After reviewing more than two-thirds of the data the hackers released, Carvalho said that there's still no sign that LAUSD's employee payroll system has been compromised.

Cybersecurity experts have said the release of Social Security numbers alone isn’t necessarily cause for concern: Many Social Security numbers are already widely available for cheap on the dark web — and a Social Security number alone is not necessarily critical to stealing someone’s identity.

However, as Clifford Neuman, director of the USC Center for Computer Systems Security, said last month, “My concern is that if they’ve got access to a Social Security number, they’ve got access to a lot of other things.”

What Student Data Do The Attackers Have?

The superintendent has previously said that hackers managed to “touch” systems containing sensitive data on students.

Carvalho said Monday that the hackers likely have released all the data they managed to steal — a statement he acknowledged is difficult to make with 100% certainty, but he made it on the basis of the hackers' track record in previous cyberattacks. He again expressed cautious optimism that the extent of student data that the hackers stole was limited.

Carvalho said the district has seen evidence that some records of student names, academic grades and attendance dating from the period of 2013 to 2016 were released. The data appears to be a fragment of LAUSD's archived student records system — the predecessor to the current MiSiS database.

However, Carvalho disputed early reports that students' psychiatric evaluations were released in the hack, saying they have no evidence those records were among Sunday's data dump.

How We Got Here

The September cyberattack crippled LAUSD’s systems and disrupted classes for at least a week.

Law enforcement officials also have not named Vice Society as the perpetrator, but the federal government’s cybersecurity agency issued a warning about the group around the time of the LAUSD attack.

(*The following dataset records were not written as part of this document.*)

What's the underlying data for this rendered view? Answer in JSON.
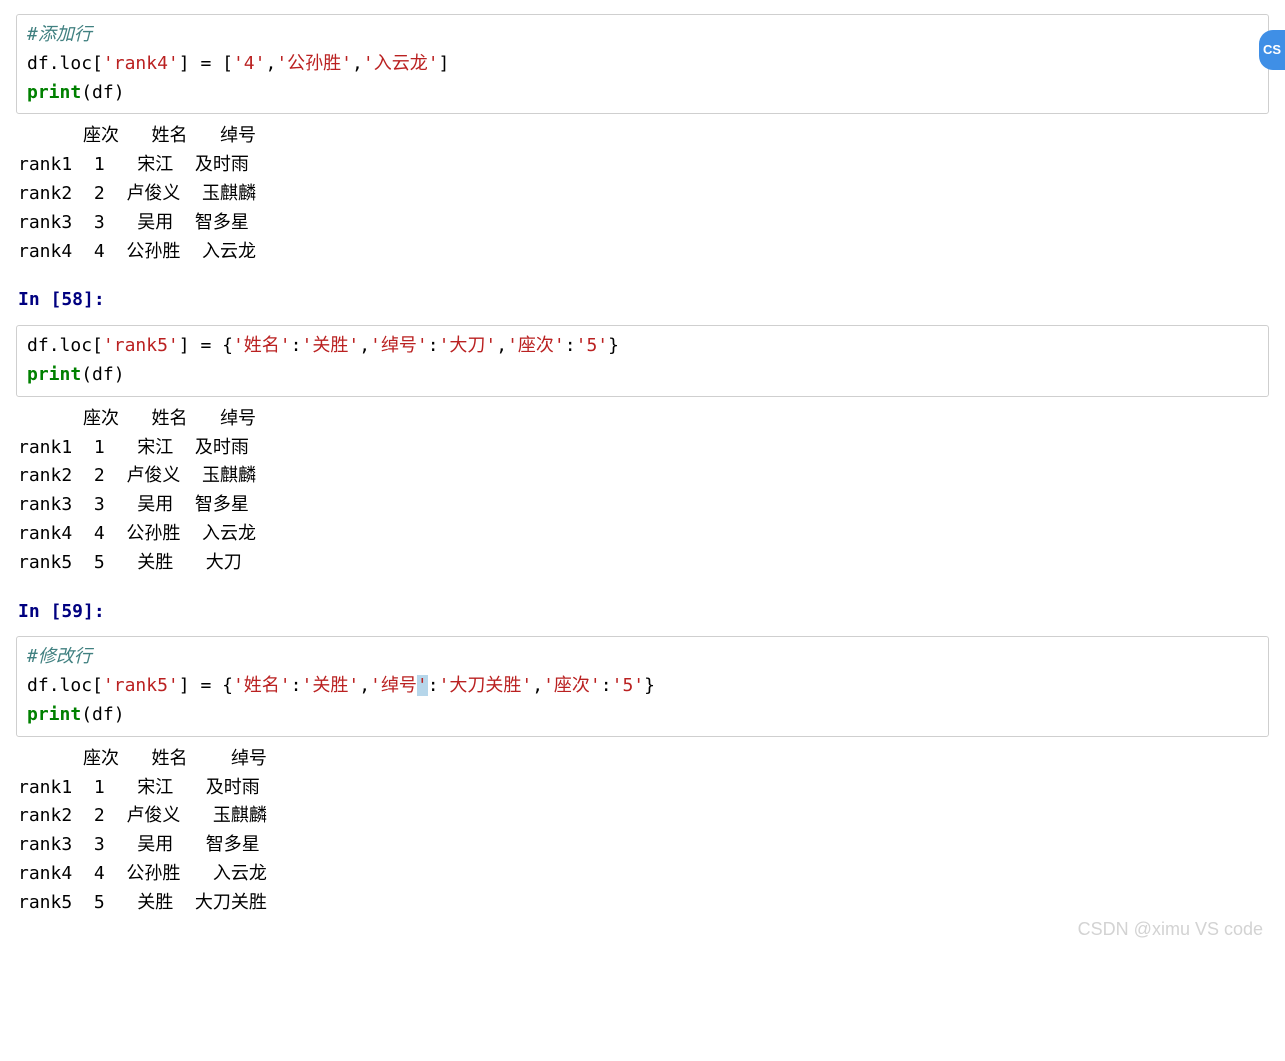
{
  "cells": [
    {
      "code_html": "<span class='c' data-name='code-comment' data-interactable='false'>#添加行</span>\n<span class='nv'>df</span><span class='p'>.</span><span class='nv'>loc</span><span class='p'>[</span><span class='s'>'rank4'</span><span class='p'>]</span> <span class='p'>=</span> <span class='p'>[</span><span class='s'>'4'</span><span class='p'>,</span><span class='s'>'公孙胜'</span><span class='p'>,</span><span class='s'>'入云龙'</span><span class='p'>]</span>\n<span class='kw'>print</span><span class='p'>(</span><span class='nv'>df</span><span class='p'>)</span>",
      "output": "      座次   姓名   绰号\nrank1  1   宋江  及时雨\nrank2  2  卢俊义  玉麒麟\nrank3  3   吴用  智多星\nrank4  4  公孙胜  入云龙",
      "prompt_after": "In [58]:"
    },
    {
      "code_html": "<span class='nv'>df</span><span class='p'>.</span><span class='nv'>loc</span><span class='p'>[</span><span class='s'>'rank5'</span><span class='p'>]</span> <span class='p'>=</span> <span class='p'>{</span><span class='s'>'姓名'</span><span class='p'>:</span><span class='s'>'关胜'</span><span class='p'>,</span><span class='s'>'绰号'</span><span class='p'>:</span><span class='s'>'大刀'</span><span class='p'>,</span><span class='s'>'座次'</span><span class='p'>:</span><span class='s'>'5'</span><span class='p'>}</span>\n<span class='kw'>print</span><span class='p'>(</span><span class='nv'>df</span><span class='p'>)</span>",
      "output": "      座次   姓名   绰号\nrank1  1   宋江  及时雨\nrank2  2  卢俊义  玉麒麟\nrank3  3   吴用  智多星\nrank4  4  公孙胜  入云龙\nrank5  5   关胜   大刀",
      "prompt_after": "In [59]:"
    },
    {
      "code_html": "<span class='c' data-name='code-comment' data-interactable='false'>#修改行</span>\n<span class='nv'>df</span><span class='p'>.</span><span class='nv'>loc</span><span class='p'>[</span><span class='s'>'rank5'</span><span class='p'>]</span> <span class='p'>=</span> <span class='p'>{</span><span class='s'>'姓名'</span><span class='p'>:</span><span class='s'>'关胜'</span><span class='p'>,</span><span class='s'>'绰号<span class='hl-sel' data-name='text-selection' data-interactable='false'>'</span></span><span class='p'>:</span><span class='s'>'大刀关胜'</span><span class='p'>,</span><span class='s'>'座次'</span><span class='p'>:</span><span class='s'>'5'</span><span class='p'>}</span>\n<span class='kw'>print</span><span class='p'>(</span><span class='nv'>df</span><span class='p'>)</span>",
      "output": "      座次   姓名    绰号\nrank1  1   宋江   及时雨\nrank2  2  卢俊义   玉麒麟\nrank3  3   吴用   智多星\nrank4  4  公孙胜   入云龙\nrank5  5   关胜  大刀关胜",
      "prompt_after": ""
    }
  ],
  "watermark": "CSDN @ximu VS code",
  "badge_text": "CS"
}
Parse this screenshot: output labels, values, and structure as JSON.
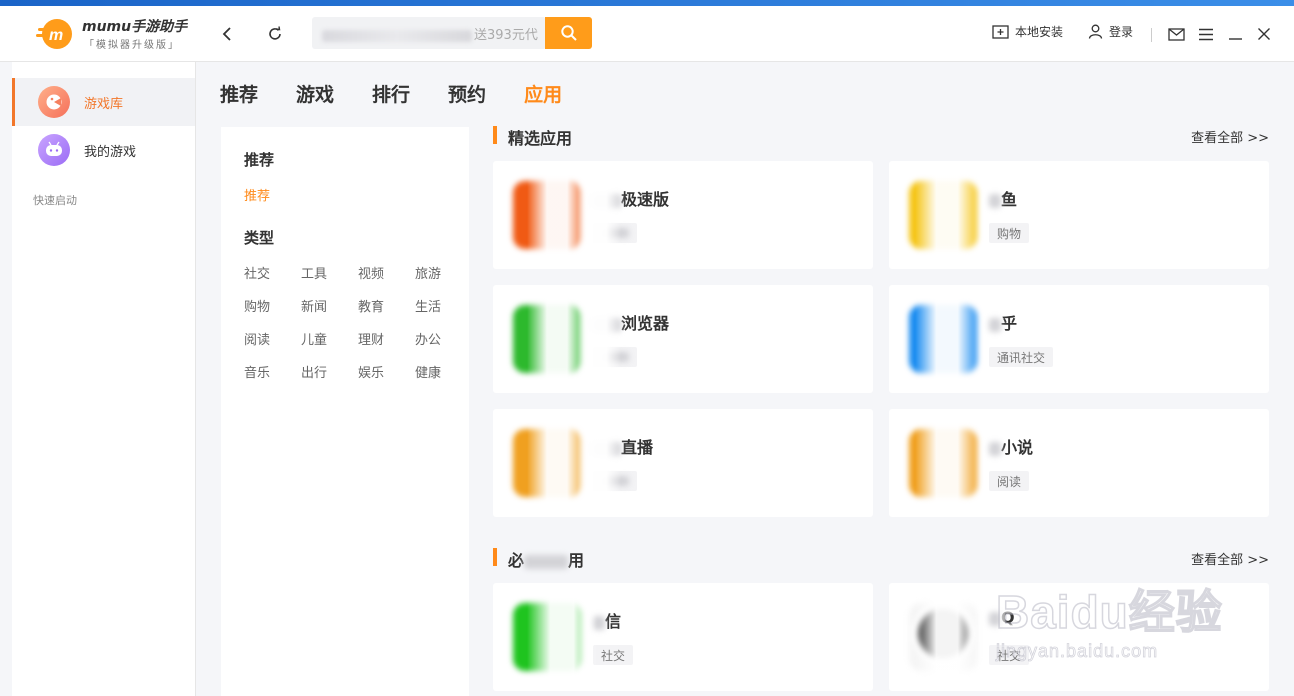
{
  "app": {
    "brand_name": "mumu手游助手",
    "brand_sub": "「模拟器升级版」",
    "accent_color": "#ff8a1a",
    "logo_icon": "mumu-logo-icon"
  },
  "header": {
    "search_visible_text": "送393元代",
    "local_install_label": "本地安装",
    "login_label": "登录"
  },
  "sidebar": {
    "items": [
      {
        "label": "游戏库",
        "icon": "game-library-icon",
        "active": true
      },
      {
        "label": "我的游戏",
        "icon": "my-games-icon",
        "active": false
      }
    ],
    "quick_launch_label": "快速启动"
  },
  "tabs": [
    {
      "label": "推荐",
      "active": false
    },
    {
      "label": "游戏",
      "active": false
    },
    {
      "label": "排行",
      "active": false
    },
    {
      "label": "预约",
      "active": false
    },
    {
      "label": "应用",
      "active": true
    }
  ],
  "category_panel": {
    "recommend_heading": "推荐",
    "recommend_link": "推荐",
    "type_heading": "类型",
    "types": [
      "社交",
      "工具",
      "视频",
      "旅游",
      "购物",
      "新闻",
      "教育",
      "生活",
      "阅读",
      "儿童",
      "理财",
      "办公",
      "音乐",
      "出行",
      "娱乐",
      "健康"
    ]
  },
  "sections": [
    {
      "title": "精选应用",
      "see_all": "查看全部 >>",
      "apps": [
        {
          "name_visible": "极速版",
          "tag_visible": "",
          "icon_color": "#f05a14"
        },
        {
          "name_visible": "鱼",
          "tag_visible": "购物",
          "icon_color": "#f5c518"
        },
        {
          "name_visible": "浏览器",
          "tag_visible": "",
          "icon_color": "#2db92d"
        },
        {
          "name_visible": "乎",
          "tag_visible": "通讯社交",
          "icon_color": "#1a8cf0"
        },
        {
          "name_visible": "直播",
          "tag_visible": "",
          "icon_color": "#f0a020"
        },
        {
          "name_visible": "小说",
          "tag_visible": "阅读",
          "icon_color": "#f0a020"
        }
      ]
    },
    {
      "title_visible": "必",
      "title_visible_end": "用",
      "see_all": "查看全部 >>",
      "apps": [
        {
          "name_visible": "信",
          "tag_visible": "社交",
          "icon_color": "#1fc41f"
        },
        {
          "name_visible": "Q",
          "tag_visible": "社交",
          "icon_color": "#222222"
        }
      ]
    }
  ],
  "watermark": {
    "big_text": "Baidu经验",
    "small_text": "jingyan.baidu.com"
  }
}
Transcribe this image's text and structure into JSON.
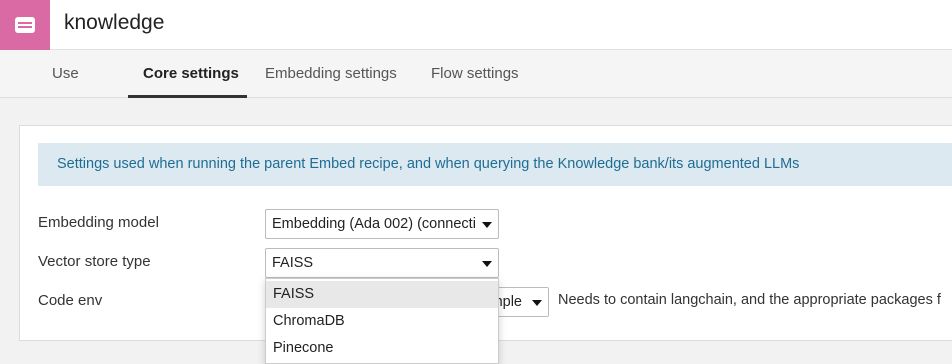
{
  "header": {
    "icon": "dataset-icon",
    "accent_color": "#d96aa4",
    "title": "knowledge"
  },
  "tabs": [
    {
      "label": "Use",
      "active": false
    },
    {
      "label": "Core settings",
      "active": true
    },
    {
      "label": "Embedding settings",
      "active": false
    },
    {
      "label": "Flow settings",
      "active": false
    }
  ],
  "info_banner": "Settings used when running the parent Embed recipe, and when querying the Knowledge bank/its augmented LLMs",
  "form": {
    "embedding_model": {
      "label": "Embedding model",
      "value": "Embedding (Ada 002) (connecti"
    },
    "vector_store_type": {
      "label": "Vector store type",
      "value": "FAISS",
      "options": [
        "FAISS",
        "ChromaDB",
        "Pinecone"
      ],
      "expanded": true
    },
    "code_env": {
      "label": "Code env",
      "value_visible_fragment": "nple",
      "help": "Needs to contain langchain, and the appropriate packages f"
    }
  }
}
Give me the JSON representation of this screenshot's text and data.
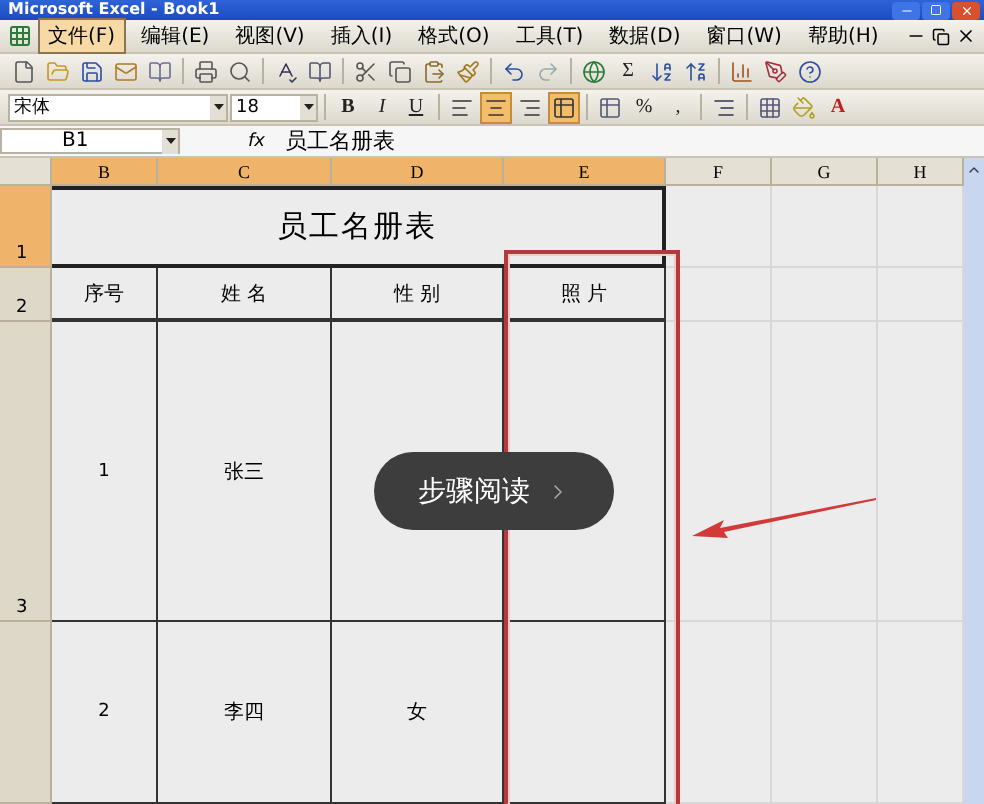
{
  "window": {
    "title": "Microsoft Excel - Book1"
  },
  "menu_bar": {
    "items": [
      {
        "label": "文件(F)",
        "selected": true
      },
      {
        "label": "编辑(E)",
        "selected": false
      },
      {
        "label": "视图(V)",
        "selected": false
      },
      {
        "label": "插入(I)",
        "selected": false
      },
      {
        "label": "格式(O)",
        "selected": false
      },
      {
        "label": "工具(T)",
        "selected": false
      },
      {
        "label": "数据(D)",
        "selected": false
      },
      {
        "label": "窗口(W)",
        "selected": false
      },
      {
        "label": "帮助(H)",
        "selected": false
      }
    ]
  },
  "standard_toolbar": {
    "sum_label": "Σ"
  },
  "format_toolbar": {
    "font": "宋体",
    "size": "18",
    "style_buttons": [
      {
        "label": "B",
        "kind": "bold"
      },
      {
        "label": "I",
        "kind": "italic"
      },
      {
        "label": "U",
        "kind": "underline"
      }
    ],
    "align_buttons": [
      {
        "kind": "left",
        "selected": false
      },
      {
        "kind": "center",
        "selected": true
      },
      {
        "kind": "right",
        "selected": false
      },
      {
        "kind": "merge",
        "selected": true
      }
    ],
    "number_buttons": [
      "%",
      ","
    ],
    "font_color": "A"
  },
  "formula_bar": {
    "name_box": "B1",
    "fx": "fx",
    "formula": "员工名册表"
  },
  "sheet": {
    "columns": [
      {
        "label": "B",
        "selected": true
      },
      {
        "label": "C",
        "selected": true
      },
      {
        "label": "D",
        "selected": true
      },
      {
        "label": "E",
        "selected": true
      },
      {
        "label": "F",
        "selected": false
      },
      {
        "label": "G",
        "selected": false
      },
      {
        "label": "H",
        "selected": false
      }
    ],
    "rows": [
      {
        "label": "1",
        "selected": true
      },
      {
        "label": "2",
        "selected": false
      },
      {
        "label": "3",
        "selected": false
      }
    ]
  },
  "table": {
    "title": "员工名册表",
    "header": [
      "序号",
      "姓 名",
      "性 别",
      "照 片"
    ],
    "rows": [
      {
        "number": "1",
        "name": "张三"
      },
      {
        "number": "2",
        "name": "李四",
        "gender": "女"
      }
    ]
  },
  "overlay_button": {
    "label": "步骤阅读"
  }
}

The alert confirmed that Vice Society has targeted K-12 schools before.

On Friday, tech journalist Jeremy Kirk posted a screenshot of Vice Society’s website showing a countdown clock representing the time LAUSD had left to deliver a ransom payment. That same day, the school district issued a statement, flatly refusing to negotiate.

“Paying ransom never guarantees the full recovery of data,” the LAUSD statement read, “and Los Angeles Unified believes public dollars are better spent on our students rather than capitulating to a nefarious and illicit crime syndicate.”

By Sunday morning, Vice Society had posted the data, according to a tweet from cybersecurity threat analyst Brett Callow, who’s monitored the LAUSD case since the beginning.

What Do Do If You Have More Questions

LAUSD officials have provided a phone number where operators will field questions about the cyberattack: 855-926-1129. The hotline will operate Monday through Friday, from 6 a.m. to 3:30 p.m. Pacific time.

Carvalho said that LAUSD will offer free credit monitoring to individuals affected by the hack. He also said that if the district doesn't reach out, "no news is good news."